A seemingly puzzling aspect should be clearly pointed out: empirical tests can find that DFA performs perfectly adequately and even superior to many other alternative (albeit typically heuristic) measures5, which appears to conflict with the general arguments laid out here. Note, however, that such tests involve (ad hoc) selection of a threshold, with only windows above considered. It is precisely in this limit of large windows where (1) DFA does not suffer serious finite-size effects yet (2) its polynomial fit and detrend scheme can not be expected to “detrend” in this limit: thresholded estimates supplied are therefore suitable for stationary signals (which provide the known cases DFA is tested against), given sufficient data. In other words, it is empirically found that DFA asymptotically provides good results for stationary time series, however it appears that DFA cannot provide protection against nonstationaries (but rather aggravates their effects, for nonlinear trends) while its partitioning scheme ensures DFA imparts serious bias for short data sets.

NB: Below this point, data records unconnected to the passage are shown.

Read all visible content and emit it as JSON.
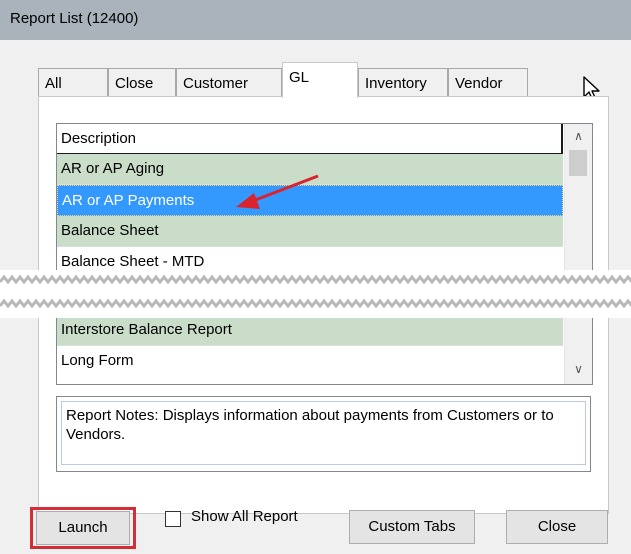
{
  "window": {
    "title": "Report List (12400)"
  },
  "tabs": [
    {
      "label": "All",
      "active": false
    },
    {
      "label": "Close",
      "active": false
    },
    {
      "label": "Customer",
      "active": false
    },
    {
      "label": "GL",
      "active": true
    },
    {
      "label": "Inventory",
      "active": false
    },
    {
      "label": "Vendor",
      "active": false
    }
  ],
  "list": {
    "header": "Description",
    "rows_top": [
      "AR or AP Aging",
      "AR or AP Payments",
      "Balance Sheet",
      "Balance Sheet - MTD"
    ],
    "rows_bottom": [
      "Interstore Balance Report",
      "Long Form"
    ],
    "selected": "AR or AP Payments"
  },
  "notes": {
    "text": "Report Notes:  Displays information about payments from Customers or to Vendors."
  },
  "buttons": {
    "launch": "Launch",
    "show_all": "Show All Report",
    "custom_tabs": "Custom Tabs",
    "close": "Close"
  },
  "colors": {
    "row_green": "#c9ddc9",
    "selection": "#3399ff",
    "highlight_box": "#d42d3a",
    "arrow": "#d9232e"
  }
}
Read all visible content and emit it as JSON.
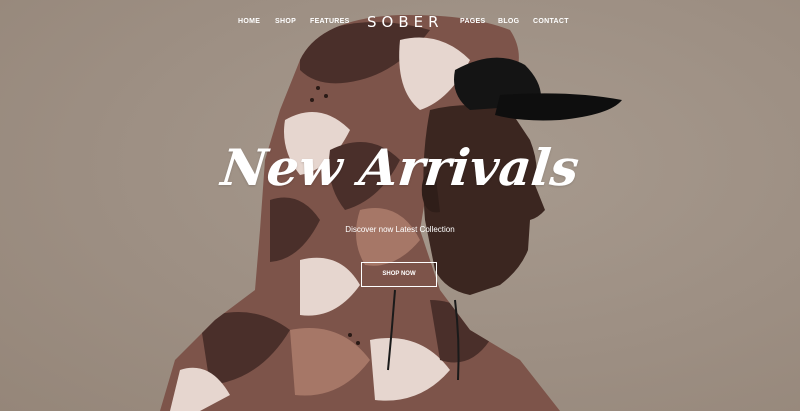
{
  "brand": {
    "logo_text": "SOBER"
  },
  "nav": {
    "items": [
      {
        "label": "HOME"
      },
      {
        "label": "SHOP"
      },
      {
        "label": "FEATURES"
      },
      {
        "label": "PAGES"
      },
      {
        "label": "BLOG"
      },
      {
        "label": "CONTACT"
      }
    ]
  },
  "hero": {
    "title": "New Arrivals",
    "subtitle": "Discover now Latest Collection",
    "cta_label": "SHOP NOW",
    "image_subject": "man-in-camo-hooded-jacket-and-black-cap"
  },
  "colors": {
    "background": "#a09286",
    "text": "#ffffff",
    "jacket_dark": "#4a2f2a",
    "jacket_mid": "#8a5f52",
    "jacket_light": "#e6d6cf",
    "skin": "#3b2620",
    "cap": "#141414"
  }
}
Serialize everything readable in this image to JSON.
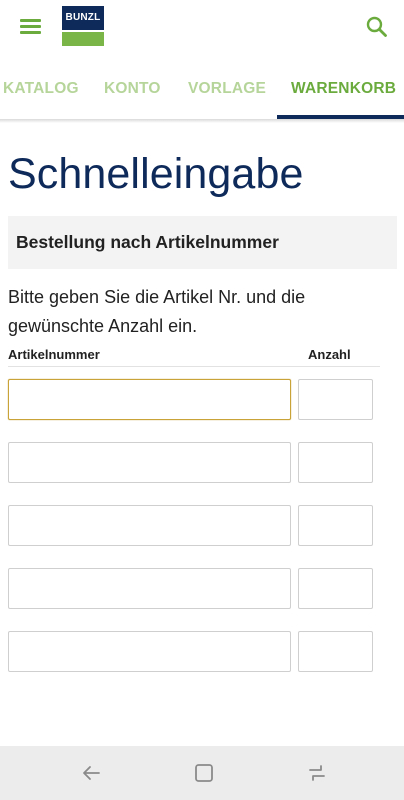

In addition to the spurious curvature introduced, the fact that DFA can estimate H > 1 reveals that, in such cases, detrending is not actually performed. Despite the seemingly negative conclusion that DFA is fundamentally flawed and cannot provide meaningful detrending, there is significant good news. In contrast to the mystery surrounding the action and interpretation of DFA, use of FA or spectral methods is straightforward and interpretable (with strong theory and good – robust, fast – computational implementations). In practice, DFA is highly nonrefutable with no detrended signal to inspect. Explicit detrending reintroduces refutability to analysis, allowing for visual inspection to assess sensibility, sensitivity on a proposed detrend to be estimated and quantitative probes to be applied. Explicit detrending enables data characteristics to guide detrending choices. For example, if sudden discrete jumps between levels are expected, wavelet thresholding is quite reasonable25.

Finally, it should be noted that while FA offers a (more) compelling means of analysis there remain well-known issues – least-square fits of logarithmically transformed data are inherently problematic26, while the (often highly) limited data available further reduces confidence and recommends, for example, making use of surrogate data27 to strengthen conclusions and probe finite sample size effects.

Methods

Figure 1 details: 50 sets of 20,000 data point realizations were created using the (exact) Davies-Harte algorithm15.

Figure 2 details: from 10,000 realizations the average range and standard deviation were found.

Figure 3 details: a symbolic walk was generated for λ-DNA (Genbank: LAMCG), with steps of +1 for pyrimidines and -1 for purines. Weighted (number of windows) least-squares was performed for linear fitting. Breakpoints were roughly estimated, by eye, to be at positions 22,550 and 37,980; in each of these patches the bias was estimated.

In all cases adjacent, rather than sliding, windows were used in calculating FA, as a result the finite size error induced scatter is not artificially smoothed away in the figures.